Posted on • Originally published at cyrilbandolo.com

Building AI-Powered Threat Detection with AWS Bedrock and Pinecone

How I built a production-ready threat detection system that analyzes honeypot attacks in real-time with 90/100 accuracy scores.

Demo : Watch the 5-Minute Video
Code : View the GitHub Repository

The Challenge

Security teams mostly use manual threat analysis, but the issue is that this doesn't scale, and these traditional rule-based systems often miss sophisticated attacks.

For these reasons, I wanted to create a system that could:

  • Analyze threats in real-time (< 3 seconds)

  • Learn from historical attack patterns using AI

  • Scale automatically with a serverless architecture

  • Deliver actionable intelligence, not just static alerts

Watch the 5-minute demo: https://youtu.be/ZTbJbibylAc

Architecture Overview

Here is the highlevel pipeline:

Honeypot → S3 → Lambda → Bedrock (Claude) → Pinecone + DynamoDB + SNS

Why this Design?

  • Event-Driven Processing: Lambda triggers only when new logs arrive in S3, leading to zero idle costs.

  • AI-First Analysis: AWS Bedrock with Claude provides sophisticated threat analysis that understands context, not just patterns.

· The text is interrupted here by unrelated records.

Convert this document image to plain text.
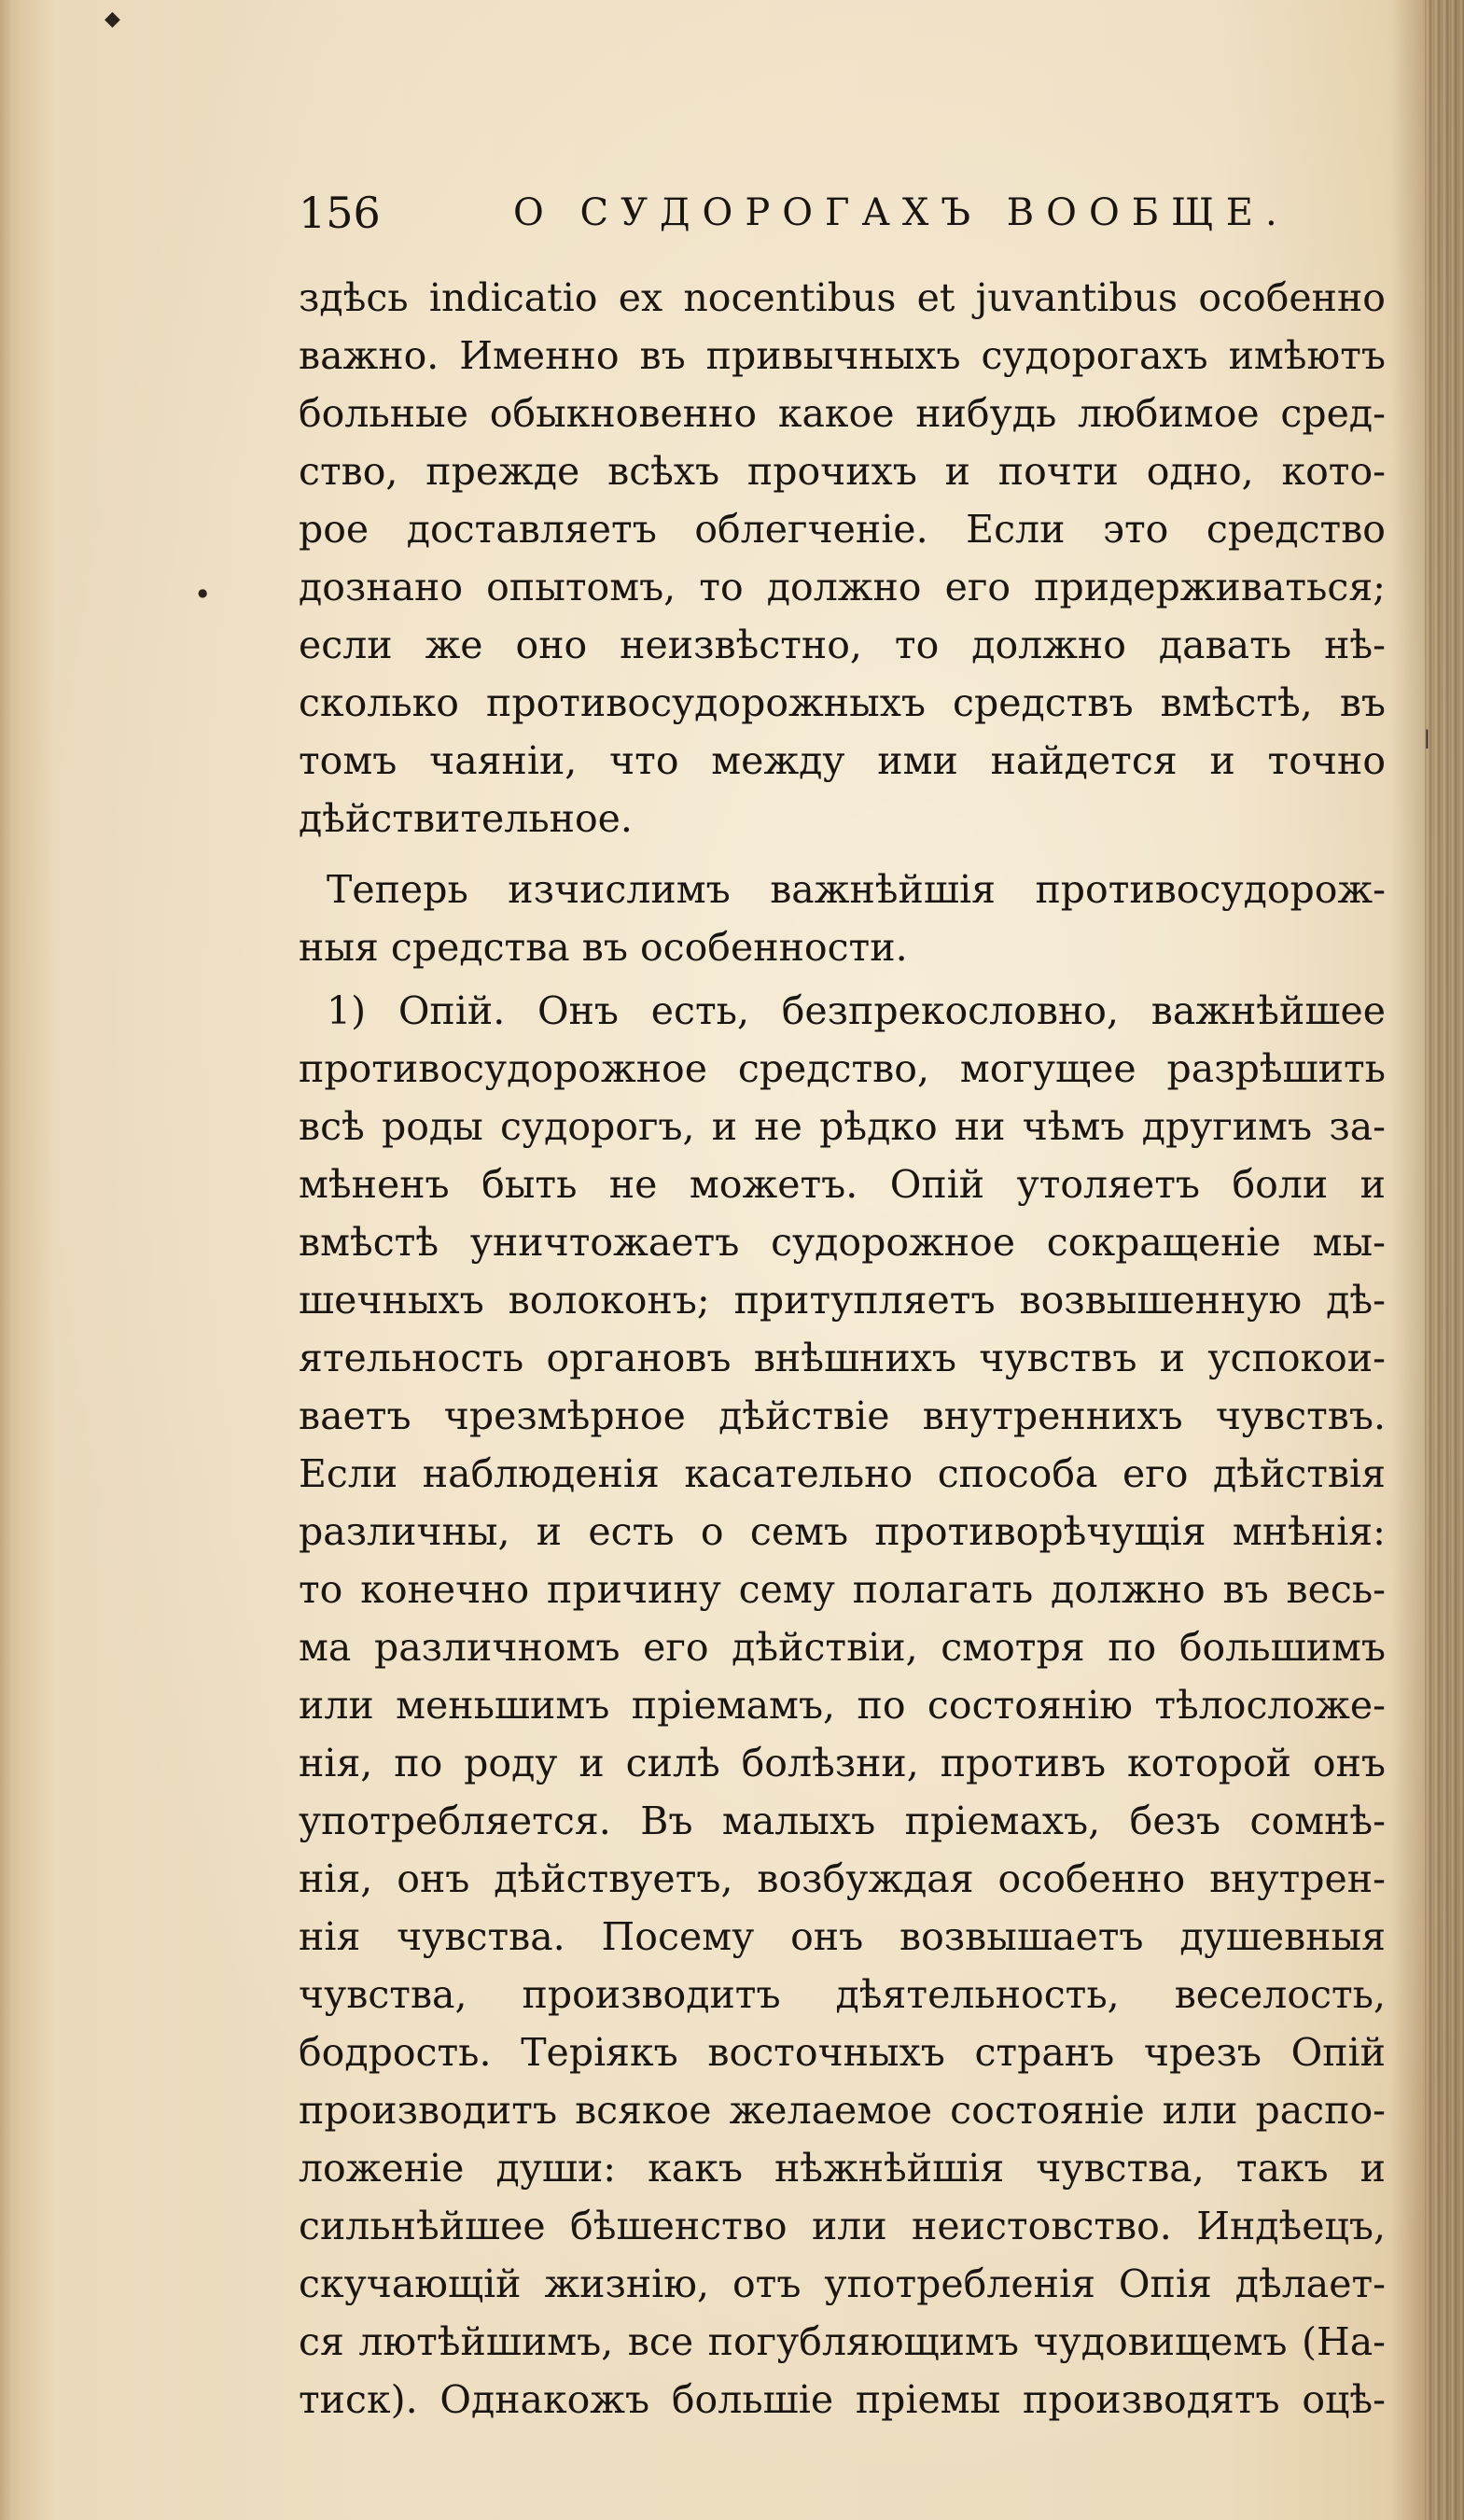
156	О СУДОРОГАХЪ ВООБЩЕ.
здѣсь indicatio ex nocentibus et juvantibus особенно
важно. Именно въ привычныхъ судорогахъ имѣютъ
больные обыкновенно какое нибудь любимое сред-
ство, прежде всѣхъ прочихъ и почти одно, кото-
рое доставляетъ облегченіе. Если это средство
дознано опытомъ, то должно его придерживаться;
если же оно неизвѣстно, то должно давать нѣ-
сколько противосудорожныхъ средствъ вмѣстѣ, въ
томъ чаяніи, что между ими найдется и точно
дѣйствительное.
Теперь изчислимъ важнѣйшія противосудорож-
ныя средства въ особенности.
1) Опій. Онъ есть, безпрекословно, важнѣйшее
противосудорожное средство, могущее разрѣшить
всѣ роды судорогъ, и не рѣдко ни чѣмъ другимъ за-
мѣненъ быть не можетъ. Опій утоляетъ боли и
вмѣстѣ уничтожаетъ судорожное сокращеніе мы-
шечныхъ волоконъ; притупляетъ возвышенную дѣ-
ятельность органовъ внѣшнихъ чувствъ и успокои-
ваетъ чрезмѣрное дѣйствіе внутреннихъ чувствъ.
Если наблюденія касательно способа его дѣйствія
различны, и есть о семъ противорѣчущія мнѣнія:
то конечно причину сему полагать должно въ весь-
ма различномъ его дѣйствіи, смотря по большимъ
или меньшимъ пріемамъ, по состоянію тѣлосложе-
нія, по роду и силѣ болѣзни, противъ которой онъ
употребляется. Въ малыхъ пріемахъ, безъ сомнѣ-
нія, онъ дѣйствуетъ, возбуждая особенно внутрен-
нія чувства. Посему онъ возвышаетъ душевныя
чувства, производитъ дѣятельность, веселость,
бодрость. Теріякъ восточныхъ странъ чрезъ Опій
производитъ всякое желаемое состояніе или распо-
ложеніе души: какъ нѣжнѣйшія чувства, такъ и
сильнѣйшее бѣшенство или неистовство. Индѣецъ,
скучающій жизнію, отъ употребленія Опія дѣлает-
ся лютѣйшимъ, все погубляющимъ чудовищемъ (На-
тиск). Однакожъ большіе пріемы производятъ оцѣ-
◆
●
|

  • Vector Search: Pinecone enables similarity checks across past attacks to detect campaigns or repeat patterns.

  • Multi-Storage Strategy:

    • DynamoDB for structured queries
    • Pinecone for semantic search
    • S3 for storing raw logs data.

Implementation Highlights

AWS Bedrock Integration

A structured prompt ensures consistent, parseable AI outputs, as seen below:

python
def invoke_bedrock(logs):
    prompt_text = f"""Analyze this security log and provide a threat assessment.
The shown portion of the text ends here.